Впоследствии Терпибедов исчез в той общей пучине, в которую кануло крепостное право. Даже фамилии его как-то никто не упоминал, хотя связь моя с родными местами не прерывалась. И вдруг оказывается, что он жив-живехонек, что каким-то образом он ухитрился ухватиться за какое-то бревнышко в то время, когда прорвало и смыло плотину крепостного права, что он притаился, претерпел либеральных мировых посредников и все-таки не погиб. Да и не только не погиб, но даже встал на страже, встал бескорыстно, памятуя и зная, что ремесло стража общественной безопасности вознаграждается у нас больше пинками, нежели кредитными рублями.
– А голос-то у вас, Никифор Петрович, прежний остался! Помните, как вы однажды тетеньку Прасковью Ивановну испугали? – сказал я, здороваясь с ним.
– Помните, сударь! не забыли! – воскликнул он, слегка дрогнув, – прежнее-то, хорошее-то время… не забыли?
– Помню.
– Да-с, примерли! все примерли! Один я да вот Григорий Александрович в здешних местах из стариков остались. Стары, сударь! ветхи! Морковкина Петра Александровича, предводителя-то нашего бывшего, помните?
– А где он теперь?
– В Москве, сударь! в яме за долги года с два высидел, а теперь у нотариуса в писцах, в самых, знаете, маленьких… десять рублей в месяц жалованья получает. Да и какое уж его писанье! и перо-то он не в чернильницу, а больше в рот себе сует. Из-за того только и держат, что предводителем был, так купцы на него смотреть ходят. Ну, иной смотрит-смотрит, а между прочим – и актец совершит.

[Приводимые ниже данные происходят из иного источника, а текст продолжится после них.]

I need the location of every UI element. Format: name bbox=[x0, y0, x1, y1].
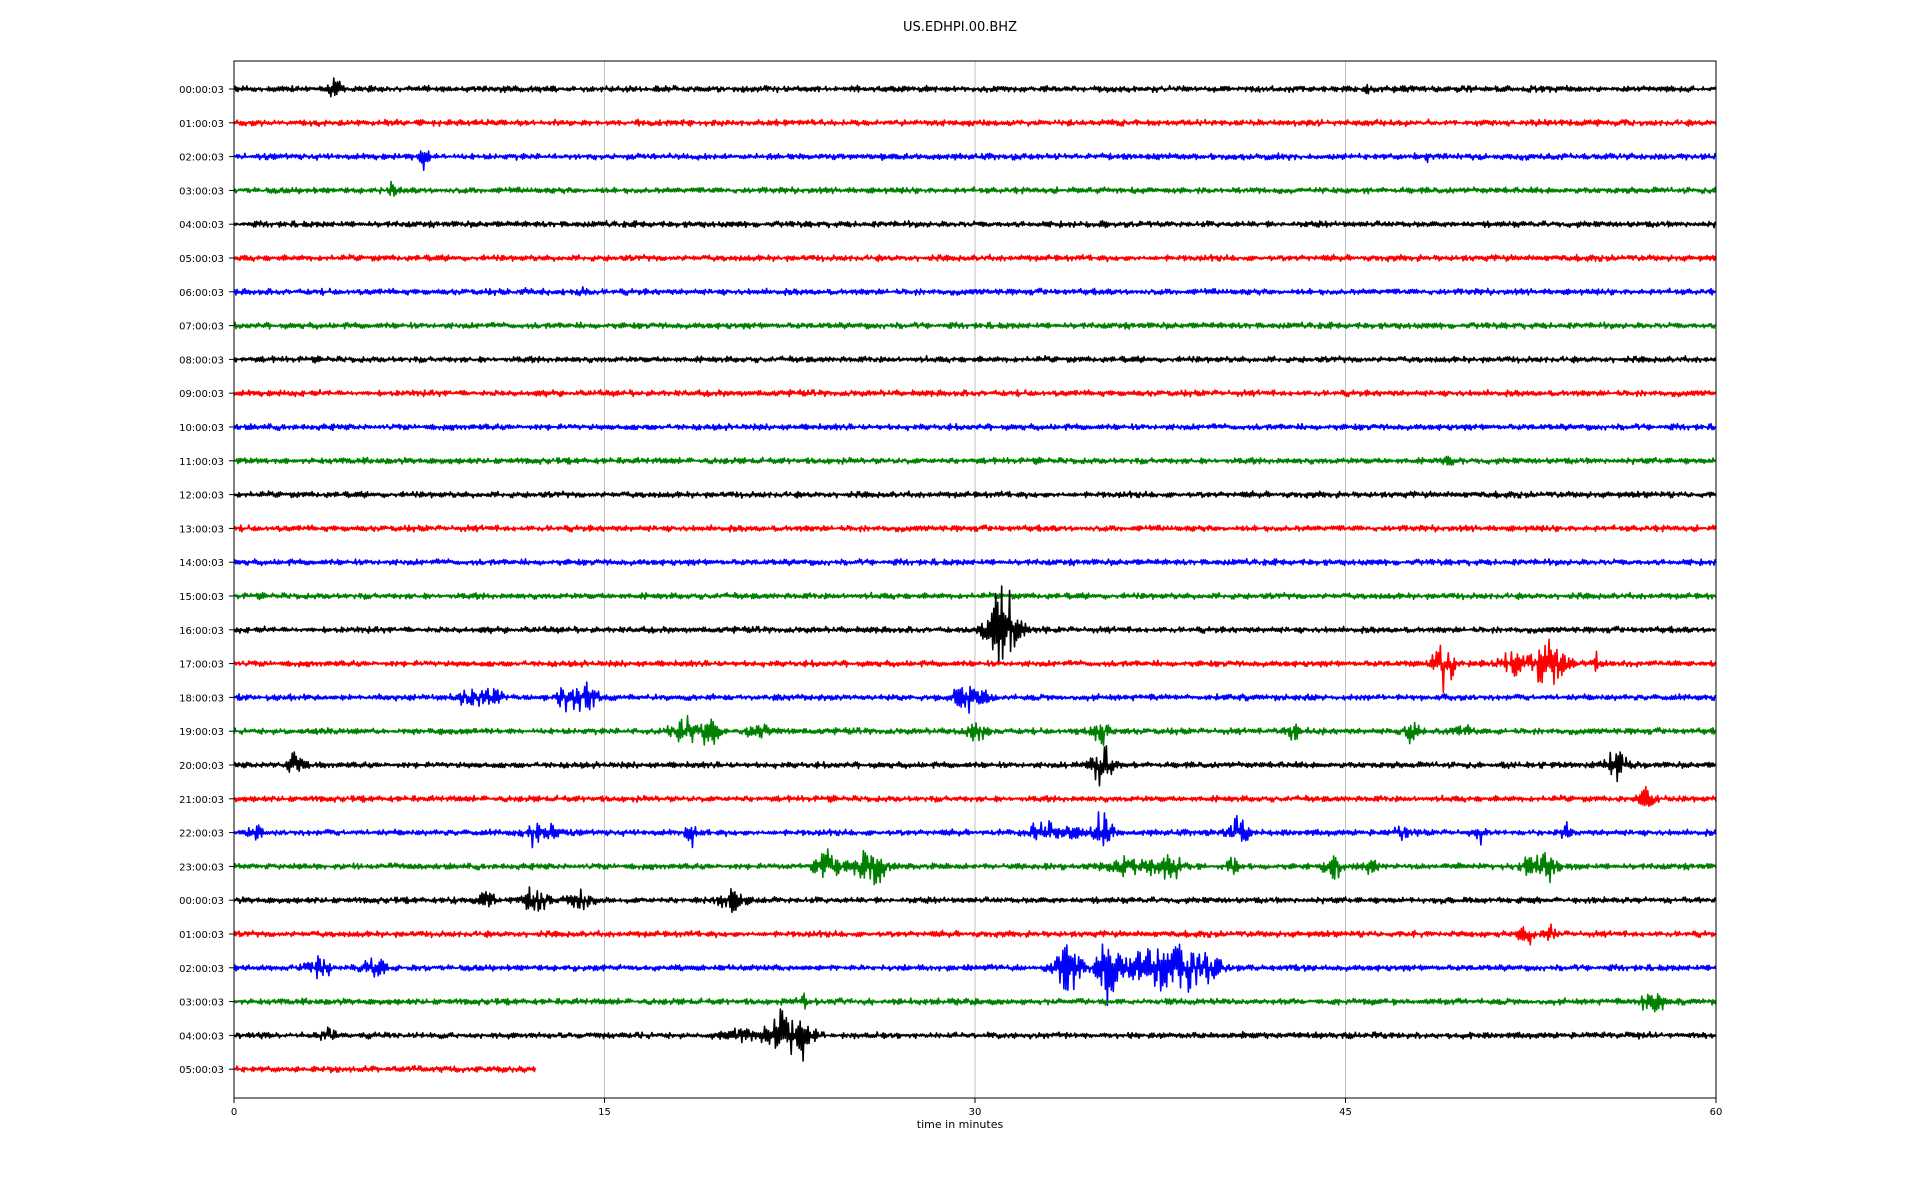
trace-row bbox=[233, 638, 1717, 694]
trace-row bbox=[233, 1064, 537, 1074]
trace-row bbox=[233, 714, 1717, 747]
row-time-label: 12:00:03 bbox=[179, 491, 224, 502]
trace-row bbox=[233, 745, 1717, 787]
row-time-label: 06:00:03 bbox=[179, 288, 224, 299]
trace-row bbox=[233, 591, 1717, 601]
trace-row bbox=[233, 681, 1717, 714]
trace-row bbox=[233, 253, 1717, 263]
trace-row bbox=[233, 321, 1717, 330]
row-time-label: 21:00:03 bbox=[179, 795, 224, 806]
row-time-label: 05:00:03 bbox=[179, 1065, 224, 1076]
row-time-label: 01:00:03 bbox=[179, 119, 224, 130]
trace-row bbox=[233, 811, 1717, 849]
row-time-label: 14:00:03 bbox=[179, 558, 224, 569]
row-time-label: 00:00:03 bbox=[179, 85, 224, 96]
row-time-label: 04:00:03 bbox=[179, 1031, 224, 1042]
trace-row bbox=[233, 388, 1717, 398]
trace-row bbox=[233, 455, 1717, 466]
trace-row bbox=[233, 785, 1717, 807]
row-time-label: 18:00:03 bbox=[179, 693, 224, 704]
trace-row bbox=[233, 558, 1717, 567]
row-time-label: 09:00:03 bbox=[179, 389, 224, 400]
row-time-label: 16:00:03 bbox=[179, 626, 224, 637]
trace-row bbox=[233, 992, 1717, 1013]
row-time-label: 10:00:03 bbox=[179, 423, 224, 434]
row-time-label: 03:00:03 bbox=[179, 998, 224, 1009]
trace-row bbox=[233, 118, 1717, 127]
row-labels: 00:00:03 01:00:03 02:00:03 03:00:03 04:00:03… bbox=[179, 85, 234, 1076]
row-time-label: 20:00:03 bbox=[179, 761, 224, 772]
x-tick-label: 45 bbox=[1339, 1107, 1352, 1118]
row-time-label: 19:00:03 bbox=[179, 727, 224, 738]
x-tick-label: 15 bbox=[598, 1107, 611, 1118]
trace-row bbox=[233, 150, 1717, 171]
x-axis-label: time in minutes bbox=[916, 1118, 1004, 1131]
row-time-label: 02:00:03 bbox=[179, 964, 224, 975]
row-time-label: 13:00:03 bbox=[179, 524, 224, 535]
trace-row bbox=[233, 219, 1717, 229]
x-axis-ticks: 0 15 30 45 60 bbox=[231, 1098, 1723, 1118]
row-time-label: 02:00:03 bbox=[179, 153, 224, 164]
trace-row bbox=[233, 422, 1717, 432]
row-time-label: 08:00:03 bbox=[179, 355, 224, 366]
row-time-label: 03:00:03 bbox=[179, 186, 224, 197]
row-time-label: 04:00:03 bbox=[179, 220, 224, 231]
x-tick-label: 0 bbox=[231, 1107, 237, 1118]
trace-row bbox=[233, 524, 1717, 533]
x-tick-label: 30 bbox=[969, 1107, 982, 1118]
row-time-label: 01:00:03 bbox=[179, 930, 224, 941]
trace-row bbox=[233, 923, 1717, 946]
x-tick-label: 60 bbox=[1710, 1107, 1723, 1118]
row-time-label: 23:00:03 bbox=[179, 862, 224, 873]
row-time-label: 05:00:03 bbox=[179, 254, 224, 265]
trace-row bbox=[233, 1008, 1717, 1062]
trace-row bbox=[233, 585, 1717, 664]
trace-row bbox=[233, 77, 1717, 98]
trace-row bbox=[233, 285, 1717, 297]
trace-layer bbox=[233, 77, 1717, 1074]
trace-row bbox=[233, 355, 1717, 364]
grid-lines bbox=[604, 61, 1346, 1098]
trace-row bbox=[233, 848, 1717, 886]
row-time-label: 15:00:03 bbox=[179, 592, 224, 603]
trace-row bbox=[233, 180, 1717, 197]
row-time-label: 07:00:03 bbox=[179, 322, 224, 333]
row-time-label: 17:00:03 bbox=[179, 660, 224, 671]
trace-row bbox=[233, 886, 1717, 914]
row-time-label: 11:00:03 bbox=[179, 457, 224, 468]
row-time-label: 22:00:03 bbox=[179, 829, 224, 840]
row-time-label: 00:00:03 bbox=[179, 896, 224, 907]
trace-row bbox=[233, 943, 1717, 1006]
chart-title: US.EDHPI.00.BHZ bbox=[903, 20, 1017, 35]
trace-row bbox=[233, 490, 1717, 499]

– Скажите пожалуйста! ведь в тысячах душах был! а какой хлебосол! свой оркестр держал! певчих! три трехлетия предводителем выслужил!
– Не три, а целых пять-с!
– И теперь… писцом!
– Да-с, в конторе у нотариуса сидит… духота-то какая! да еще прочие служащие в трактир за кипятком заставляют бегать!
– Ну, а имение его?
– Имение его Пантелей Егоров, здешний хозяин, с аукциона купил. Так, за ничто подлецу досталось. Дом снес, парк вырубил, леса свел, скот выпродал… После музыкантов какой инструмент остался – и тот в здешний полк спустил. Не узнаете вы Грешищева! Пантелей Егоров по нем словно француз прошел! Помните, какие караси в прудах были – и тех всех до одного выловил да здесь в трактире мужикам на порции скормил! Сколько деньжищ выручил – страсть!
Он свистнул, поник головой и задумался.
– Ну, а вы как, Никифор Петрович?
– Нехорошо-с. То есть так плохо, так плохо, что если начать рассказывать, так в своем роде «Тысяча и одна ночь» выйдет. Ну, а все-таки еще ратуем.
– Служите?
– Нет, так, по своей охоте ратуем. А впрочем, и то сказать, горевые мы ратники! Вот кабы тузы-то наши козырные живы были – ну, и нам бы поповаднее было заодно с ними помериться. Да от них, вишь, только могилки остались, а нам-то, мелкоте, не очень и доверяют нынешние правители-то!